The author has an open pull request to change this. If merged as-is, it would allow for Deno FFI to choose on a function-by-function basis if its 64-bit integer parameters and return values should be represented as JavaScript numbers or BigInts. This would mean that returning 64-bit integers as numbers from FFI calls would become natively supported by Fast API but these would be unsafe: If a non-safe integer was returned then information would be lost.

If loss of information isn't an option then BigInts could be chosen but this would mean that not only the return value but also any 64-bit integer parameters of said call would need to be BigInts to enter the Fast API path.

It might be best to at least by-default always choose BigInts in FFI, and allow users to unsafely opt-in to number representation.

FFI tokens

Currently FFI permissions are essentially either on or off, there is no in between. The --allow-ffi flag does allow paths to be given, but most FFI APIs beyond Deno.dlopen() do not actually work if only a path is provided.

Furthermore, many FFI APIs are either required or at least very useful for FFI libraries during their runtime. APIs such as Deno.UnsafeCallback and Deno.UnsafePointer.of() are not necessarily all that powerful on their own and are absolutely required for libraries. Due to these runtime FFI API needs, an application that uses an FFI library cannot simply load the library and then revoke FFI permissions so as to make sure no other third party code can load other libraries. (This same goes for N-API at the moment.)

The author is hoping to change this at least partially with something currently named FFI tokens. Example:

// mylib/ffi.ts

// Open a library. Requires FFI permissions.
const mylib = Deno.dlopen(path, symbolDefinitions);

// Create an FFI token. Requires FFI permissions.
const token = Deno.ffiToken("mylib/ffi.ts");

// Revoke FFI permissions.
Deno.permissions.revokeSync("ffi");

// Call a symbol: This does not require permissions even now.
mylib.symbols.func();

// Create a callback with the FFI permissions "snapshotted" by the token.
const cb = new token.UnsafeCallback(definition, callback);

An FFI token would act as a "snapshot" of the FFI permissions. Internally it would carry some "token secret" that would be verified on each call, and the token secret would never be leaked out of the token.

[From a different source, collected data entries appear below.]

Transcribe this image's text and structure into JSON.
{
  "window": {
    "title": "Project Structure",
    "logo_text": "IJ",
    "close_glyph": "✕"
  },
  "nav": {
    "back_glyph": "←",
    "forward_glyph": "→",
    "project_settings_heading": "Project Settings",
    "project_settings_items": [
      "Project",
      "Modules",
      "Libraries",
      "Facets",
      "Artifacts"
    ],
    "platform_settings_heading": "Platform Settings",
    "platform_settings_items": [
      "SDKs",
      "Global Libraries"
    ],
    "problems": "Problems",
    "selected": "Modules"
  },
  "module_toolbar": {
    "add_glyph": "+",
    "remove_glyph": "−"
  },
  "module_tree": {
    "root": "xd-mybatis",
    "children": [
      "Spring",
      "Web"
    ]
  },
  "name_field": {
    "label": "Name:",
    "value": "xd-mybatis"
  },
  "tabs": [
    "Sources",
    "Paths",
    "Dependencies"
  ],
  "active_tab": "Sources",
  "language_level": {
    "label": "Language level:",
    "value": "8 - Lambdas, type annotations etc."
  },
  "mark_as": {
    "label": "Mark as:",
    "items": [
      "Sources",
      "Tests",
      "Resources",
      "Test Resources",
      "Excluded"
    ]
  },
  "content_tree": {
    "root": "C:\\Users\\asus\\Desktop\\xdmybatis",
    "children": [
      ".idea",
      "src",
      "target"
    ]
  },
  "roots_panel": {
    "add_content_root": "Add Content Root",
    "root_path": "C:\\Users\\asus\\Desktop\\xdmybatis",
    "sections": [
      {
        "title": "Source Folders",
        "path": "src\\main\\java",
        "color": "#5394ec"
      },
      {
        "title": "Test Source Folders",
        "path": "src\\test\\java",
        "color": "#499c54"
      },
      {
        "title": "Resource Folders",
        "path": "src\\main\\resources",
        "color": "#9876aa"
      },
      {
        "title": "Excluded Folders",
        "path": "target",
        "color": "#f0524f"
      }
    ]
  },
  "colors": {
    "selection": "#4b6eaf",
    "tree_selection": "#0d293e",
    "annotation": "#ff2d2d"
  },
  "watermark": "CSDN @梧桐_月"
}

FFI library creators would be encouraged to never export a token from any module, but instead create a token per module. This way the library could at runtime use the permissions that were given to it at load time, while allowing the user of the library to stop any further FFI permission usage. Finally, with tokens not being exported it would mean that excepting a remote code execution attack that managed to target the FFI library itself or an attack that caused V8 heap to corrupt and become editable to an attacker, it would be impossible for an attacker to gain access to FFI APIs through a token.

Due to the high level of risk associated with --allow-ffi, it might even be preferable to move all of Deno FFI APIs behind a token with the exception of token creation and library loading of course. This would serve to "namespace" FFI APIs at the same time.

Random ideas

SafeFFI API

To a degree at least, it might be possible for Deno to offer guarded APIs for interacting with FFI. As an example, with a SafeFFI API reading memory through a "pointer" type result would not be allowed, similarly to how a *mut c_void is not allowed to be written into in safe Rust.

Instead, parameter and result types would need to be registered beforehand using a separate API. Example:

const MyClass = Deno.ffi.registerClass({ struct: ["pointer", "u32", "u64"] });

const lib = Deno.dlopen(path, {
  call: {
    parameters: [],
    result: MyClass,
  },
});

const myClassInstance = lib.symbols.call();
assertInstanceOf(myClassInstance, MyClass);

These registered types would allow for reading and writing of their declared fields, depending on the set mutability of those fields. Similarly these registered types would allow creating new instances of those types with given field values.

This sort of API would necessarily be both easier and harder to use, and would definitely lose in performance what it gains in safety compared to raw FFI. It could still be at least a good alternative offered.